Other British Isles folk traditions. Two other folk traditions were practiced widely in the British Isles, that don't have any specific precursor in ancient Celtic Samhain rituals. The first is the story of Stingy Jack, who according to folk tales attempted to cheat the devil and as a result was doomed to walk the earth carrying only an ember of coal placed inside a carved turnip to light his way through the darkness. This unfortunate figure was known as Jack of the Lantern, shortened to Jack o' Lantern which came to America in the form of a carved pumpkin instead of a turnip, the former being more readily available and easier to carve.

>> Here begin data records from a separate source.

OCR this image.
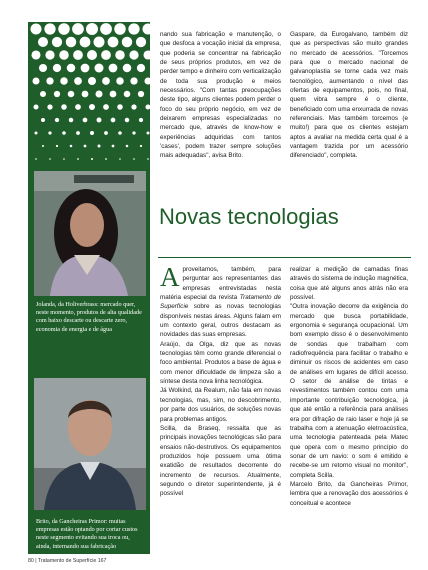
Jolanda, da Holiverbrass: mercado quer, neste momento, produtos de alta qualidade com baixo descarte ou descarte zero, economia de energia e de água
Brito, da Gancheiras Primor: muitas empresas estão optando por cortar custos neste segmento evitando sua troca ou, ainda, internando sua fabricação

nando sua fabricação e manutenção, o que desfoca a vocação inicial da empresa, que poderia se concentrar na fabricação de seus próprios produtos, em vez de perder tempo e dinheiro com verticalização de toda sua produção e meios necessários. "Com tantas preocupações deste tipo, alguns clientes podem perder o foco do seu próprio negócio, em vez de deixarem empresas especializadas no mercado que, através de know-how e experiências adquiridas com tantos 'cases', podem trazer sempre soluções mais adequadas", avisa Brito.

Gaspare, da Eurogalvano, também diz que as perspectivas são muito grandes no mercado de acessórios. "Torcemos para que o mercado nacional de galvanoplastia se torne cada vez mais tecnológico, aumentando o nível das ofertas de equipamentos, pois, no final, quem vibra sempre é o cliente, beneficiado com uma enxurrada de novas referenciais. Mas também torcemos (e muito!) para que os clientes estejam aptos a avaliar na medida certa qual é a vantagem trazida por um acessório diferenciado", completa.

Novas tecnologias

Aproveitamos, também, para perguntar aos representantes das empresas entrevistadas nesta matéria especial da revista Tratamento de Superfície sobre as novas tecnologias disponíveis nestas áreas. Alguns falam em um contexto geral, outros destacam as novidades das suas empresas.

Araújo, da Olga, diz que as novas tecnologias têm como grande diferencial o foco ambiental. Produtos a base de água e com menor dificuldade de limpeza são a síntese desta nova linha tecnológica.

Já Wolkind, da Realum, não fala em novas tecnologias, mas, sim, no descobrimento, por parte dos usuários, de soluções novas para problemas antigos.

Scilla, da Braseq, ressalta que as principais inovações tecnológicas são para ensaios não-destrutivos. Os equipamentos produzidos hoje possuem uma ótima exatidão de resultados decorrente do incremento de recursos. Atualmente, segundo o diretor superintendente, já é possível

realizar a medição de camadas finas através do sistema de indução magnética, coisa que até alguns anos atrás não era possível.

"Outra inovação decorre da exigência do mercado que busca portabilidade, ergonomia e segurança ocupacional. Um bom exemplo disso é o desenvolvimento de sondas que trabalham com radiofrequência para facilitar o trabalho e diminuir os riscos de acidentes em caso de análises em lugares de difícil acesso. O setor de análise de tintas e revestimentos também contou com uma importante contribuição tecnológica, já que até então a referência para análises era por difração de raio laser e hoje já se trabalha com a atenuação eletroacústica, uma tecnologia patenteada pela Matec que opera com o mesmo princípio do sonar de um navio: o som é emitido e recebe-se um retorno visual no monitor", completa Scilla.

Marcelo Brito, da Gancheiras Primor, lembra que a renovação dos acessórios é conceitual e acontece

80 | Tratamento de Superfície 167
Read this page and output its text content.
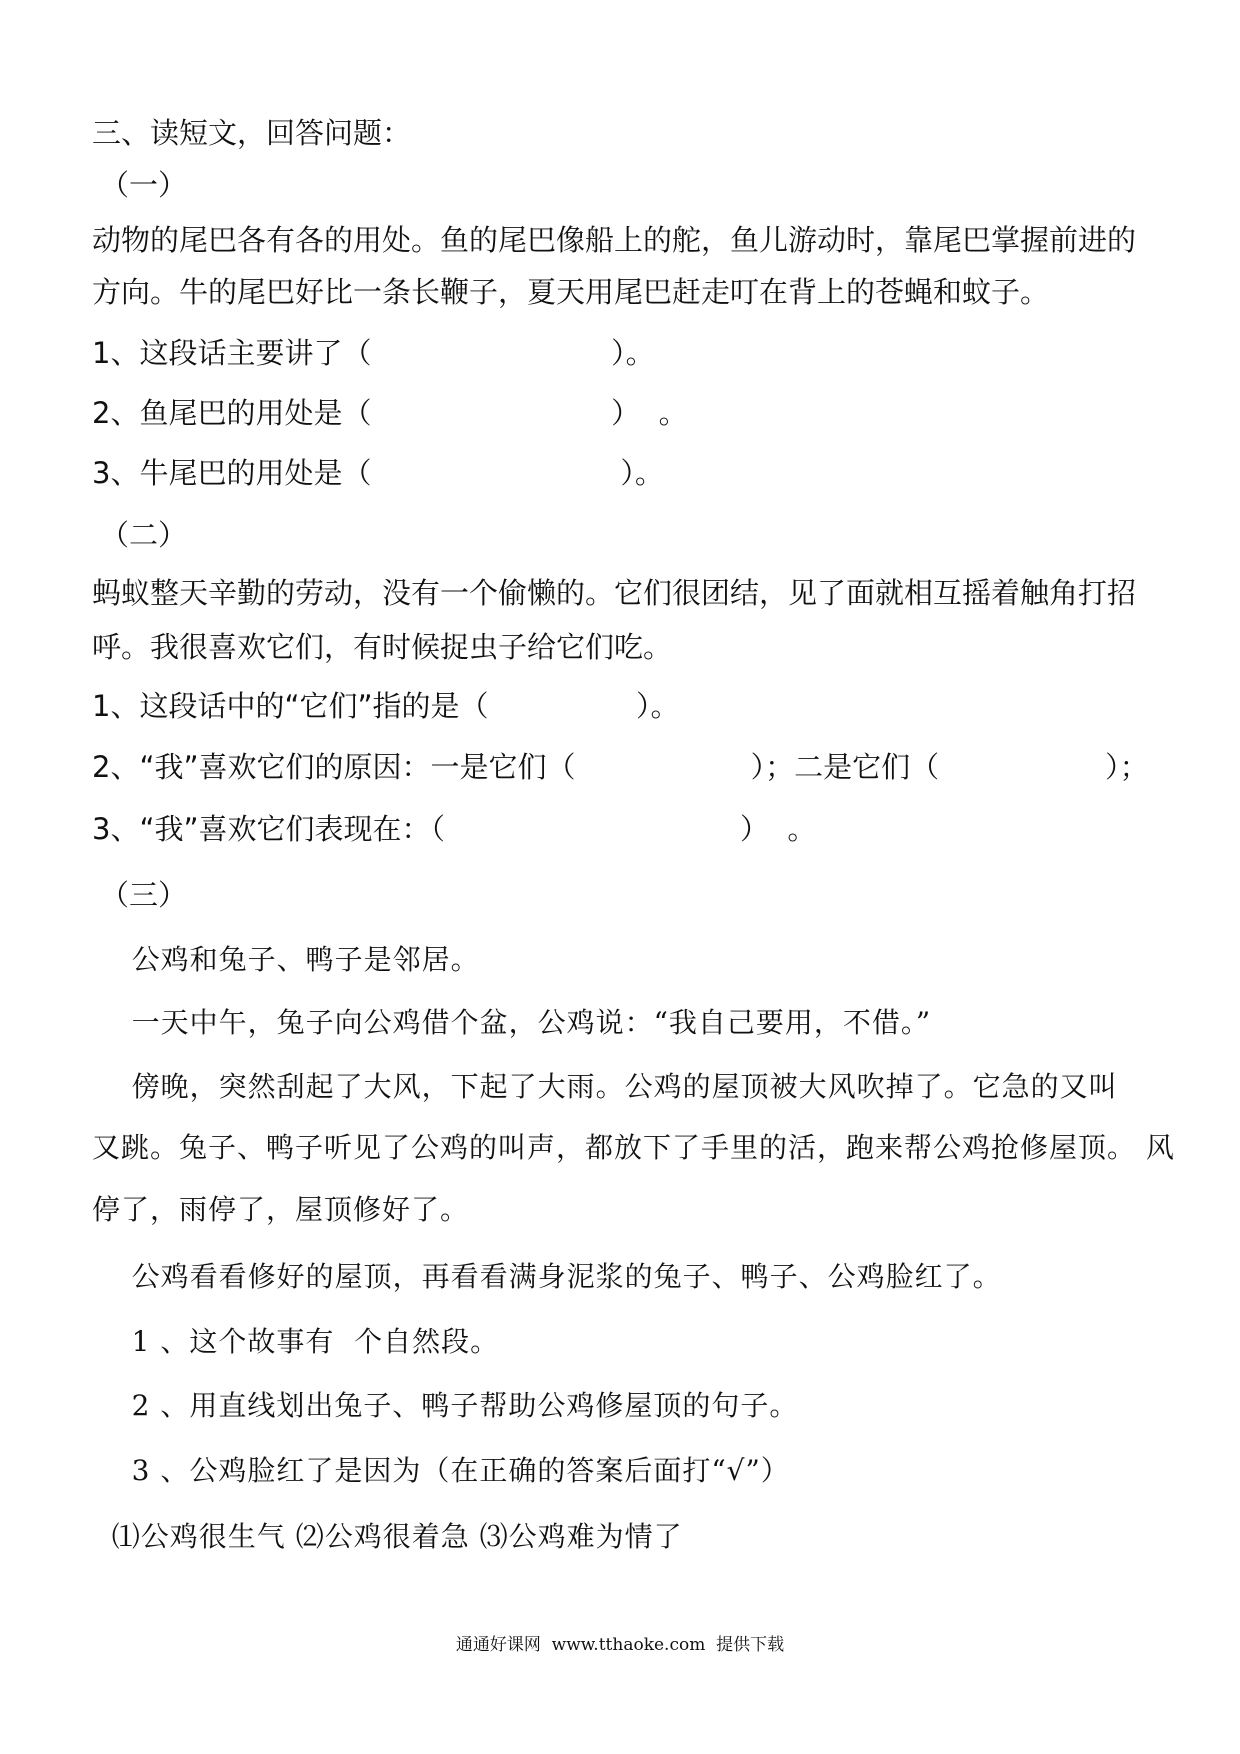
三、读短文，回答问题：
（一）
动物的尾巴各有各的用处。鱼的尾巴像船上的舵，鱼儿游动时，靠尾巴掌握前进的
方向。牛的尾巴好比一条长鞭子，夏天用尾巴赶走叮在背上的苍蝇和蚊子。
1、这段话主要讲了（                          ）。
2、鱼尾巴的用处是（                          ）  。
3、牛尾巴的用处是（                           ）。
（二）
蚂蚁整天辛勤的劳动，没有一个偷懒的。它们很团结，见了面就相互摇着触角打招
呼。我很喜欢它们，有时候捉虫子给它们吃。
1、这段话中的“它们”指的是（                ）。
2、“我”喜欢它们的原因：一是它们（                   ）；二是它们（                  ）；
3、“我”喜欢它们表现在：（                                ）  。
（三）
公鸡和兔子、鸭子是邻居。
一天中午，兔子向公鸡借个盆，公鸡说：“我自己要用，不借。”
傍晚，突然刮起了大风，下起了大雨。公鸡的屋顶被大风吹掉了。它急的又叫
又跳。兔子、鸭子听见了公鸡的叫声，都放下了手里的活，跑来帮公鸡抢修屋顶。 风
停了，雨停了，屋顶修好了。
公鸡看看修好的屋顶，再看看满身泥浆的兔子、鸭子、公鸡脸红了。
1 、这个故事有  个自然段。
2 、用直线划出兔子、鸭子帮助公鸡修屋顶的句子。
3 、公鸡脸红了是因为（在正确的答案后面打“√”）
⑴公鸡很生气 ⑵公鸡很着急 ⑶公鸡难为情了
通通好课网  www.tthaoke.com  提供下载
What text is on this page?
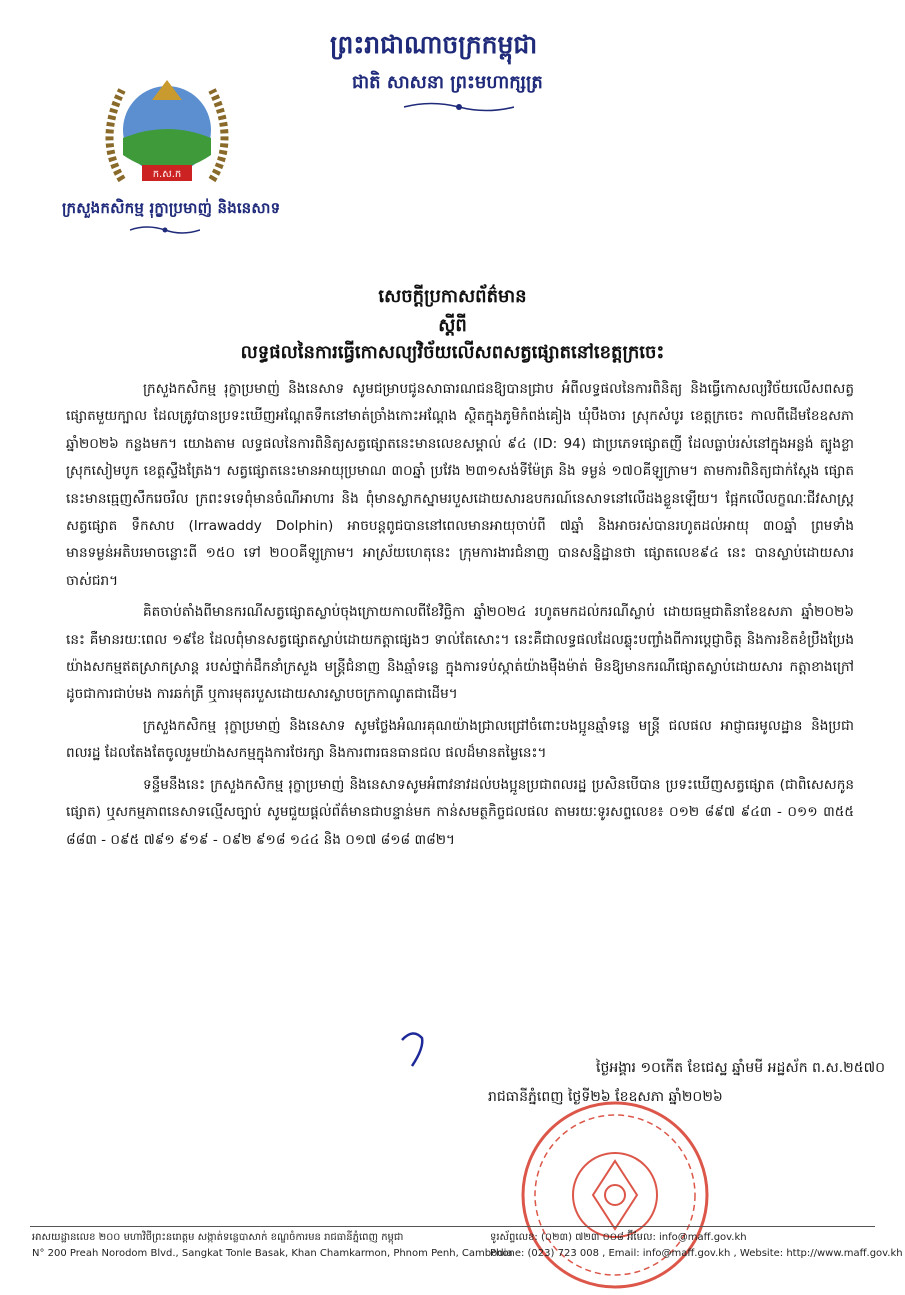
ក.ស.ក
ក្រសួងកសិកម្ម រុក្ខាប្រមាញ់ និងនេសាទ
ព្រះរាជាណាចក្រកម្ពុជា
ជាតិ សាសនា ព្រះមហាក្សត្រ
សេចក្តីប្រកាសព័ត៌មាន
ស្តីពី
លទ្ធផលនៃការធ្វើកោសល្យវិច័យលើសពសត្វផ្សោតនៅខេត្តក្រចេះ

ក្រសួងកសិកម្ម រុក្ខាប្រមាញ់ និងនេសាទ សូមជម្រាបជូនសាធារណជនឱ្យបានជ្រាប អំពីលទ្ធផលនៃការពិនិត្យ និងធ្វើកោសល្យវិច័យលើសពសត្វផ្សោតមួយក្បាល ដែលត្រូវបានប្រទះឃើញអណ្តែតទឹកនៅមាត់ច្រាំងកោះអណ្តែង ស្ថិតក្នុងភូមិកំពង់គៀង ឃុំបឹងចារ ស្រុកសំបូរ ខេត្តក្រចេះ កាលពីដើមខែឧសភា ឆ្នាំ២០២៦ កន្លងមក។ យោងតាម លទ្ធផលនៃការពិនិត្យសត្វផ្សោតនេះមានលេខសម្គាល់ ៩៤ (ID: 94) ជាប្រភេទផ្សោតញី ដែលធ្លាប់រស់នៅក្នុងអន្លង់ ត្បូងខ្លា ស្រុកសៀមបូក ខេត្តស្ទឹងត្រែង។ សត្វផ្សោតនេះមានអាយុប្រមាណ ៣០ឆ្នាំ ប្រវែង ២៣១សង់ទីម៉ែត្រ និង ទម្ងន់ ១៧០គីឡូក្រាម។ តាមការពិនិត្យជាក់ស្តែង ផ្សោតនេះមានធ្មេញសឹករេចរឹល ក្រពះទទេពុំមានចំណីអាហារ និង ពុំមានស្លាកស្នាមរបួសដោយសារឧបករណ៍នេសាទនៅលើដងខ្លួនឡើយ។ ផ្អែកលើលក្ខណៈជីវសាស្ត្រ សត្វផ្សោត ទឹកសាប (Irrawaddy Dolphin) អាចបន្តពូជបាននៅពេលមានអាយុចាប់ពី ៧ឆ្នាំ និងអាចរស់បានរហូតដល់អាយុ ៣០ឆ្នាំ ព្រមទាំងមានទម្ងន់អតិបរមាចន្លោះពី ១៥០ ទៅ ២០០គីឡូក្រាម។ អាស្រ័យហេតុនេះ ក្រុមការងារជំនាញ បានសន្និដ្ឋានថា ផ្សោតលេខ៩៤ នេះ បានស្លាប់ដោយសារចាស់ជរា។

គិតចាប់តាំងពីមានករណីសត្វផ្សោតស្លាប់ចុងក្រោយកាលពីខែវិច្ឆិកា ឆ្នាំ២០២៤ រហូតមកដល់ករណីស្លាប់ ដោយធម្មជាតិនាខែឧសភា ឆ្នាំ២០២៦ នេះ គឺមានរយៈពេល ១៩ខែ ដែលពុំមានសត្វផ្សោតស្លាប់ដោយកត្តាផ្សេងៗ ទាល់តែសោះ។ នេះគឺជាលទ្ធផលដែលឆ្លុះបញ្ចាំងពីការប្តេជ្ញាចិត្ត និងការខិតខំប្រឹងប្រែងយ៉ាងសកម្មឥតស្រាកស្រាន្ត របស់ថ្នាក់ដឹកនាំក្រសួង មន្ត្រីជំនាញ និងឆ្មាំទន្លេ ក្នុងការទប់ស្កាត់យ៉ាងម៉ឺងម៉ាត់ មិនឱ្យមានករណីផ្សោតស្លាប់ដោយសារ កត្តាខាងក្រៅ ដូចជាការជាប់មង ការឆក់ត្រី ឬការមុតរបួសដោយសារស្លាបចក្រកាណូតជាដើម។

ក្រសួងកសិកម្ម រុក្ខាប្រមាញ់ និងនេសាទ សូមថ្លែងអំណរគុណយ៉ាងជ្រាលជ្រៅចំពោះបងប្អូនឆ្មាំទន្លេ មន្ត្រី ជលផល អាជ្ញាធរមូលដ្ឋាន និងប្រជាពលរដ្ឋ ដែលតែងតែចូលរួមយ៉ាងសកម្មក្នុងការថែរក្សា និងការពារធនធានជល ផលដ៏មានតម្លៃនេះ។

ទន្ទឹមនឹងនេះ ក្រសួងកសិកម្ម រុក្ខាប្រមាញ់ និងនេសាទសូមអំពាវនាវដល់បងប្អូនប្រជាពលរដ្ឋ ប្រសិនបើបាន ប្រទះឃើញសត្វផ្សោត (ជាពិសេសកូនផ្សោត) ឬសកម្មភាពនេសាទល្មើសច្បាប់ សូមជួយផ្តល់ព័ត៌មានជាបន្ទាន់មក កាន់សមត្ថកិច្ចជលផល តាមរយៈទូរសព្ទលេខ៖ ០១២ ៨៩៧ ៩៤៣ - ០១១ ៣៥៥ ៨៨៣ - ០៩៥ ៧៩១ ៩១៩ - ០៩២ ៩១៨ ១៤៤ និង ០១៧ ៨១៨ ៣៨២។

ថ្ងៃអង្គារ ១០កើត ខែជេស្ឋ ឆ្នាំមមី អដ្ឋស័ក ព.ស.២៥៧០
រាជធានីភ្នំពេញ ថ្ងៃទី២៦ ខែឧសភា ឆ្នាំ២០២៦
អាសយដ្ឋានលេខ ២០០ មហាវិថីព្រះនរោត្តម សង្កាត់ទន្លេបាសាក់ ខណ្ឌចំការមន រាជធានីភ្នំពេញ កម្ពុជា
N° 200 Preah Norodom Blvd., Sangkat Tonle Basak, Khan Chamkarmon, Phnom Penh, Cambodia
ទូរស័ព្ទលេខ: (០២៣) ៧២៣ ០០៨ អ៊ីមែល: info@maff.gov.kh
Phone: (023) 723 008 , Email: info@maff.gov.kh , Website: http://www.maff.gov.kh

The second British folk tradition was that of Mummering. This was the practice of dressing up in costumes or "guises" and traveling from door to door to ask for small rewards, sometimes in exchange for songs or dramatic performances. This tradition is most commonly associated with Christmas time and is probably the source of traditions such as Christmas carolling.
When mumming at Easter time, the practice was know as Peace- or Pace-Egging, involving short scenes of fighting monsters or villains who were then brought back to life. Eggs were sometimes offered as a reward to the players.
When practiced around All Saints Day, it was customary to offer songs or memorized prayers for the householder's departed loved ones in exchange for a Soulcake. This Souling tradition may be more directly responsible for the American tradition of "Trick or Treating."
However, neither of these traditions (Jack O Lanterns or Souliing) had their origins in the Celtic Samhain and are distinctly later folk traditions.
Other influences on the development of Halloween as it is currently practiced originate even further afield than the British Isles. While the association with the souls of the dead is of distinctly Christian, German influences introduced the themes of witches flying on broomsticks to meet in a great congregation on Bald Mountain in the celebration of Walpurgisnacht. The witches are sometimes accompanied by phantom hounds that can be distracted with cakes called Ankenschnitt. Common folk wear disguises to blend in among the witches as they make their way to the meeting.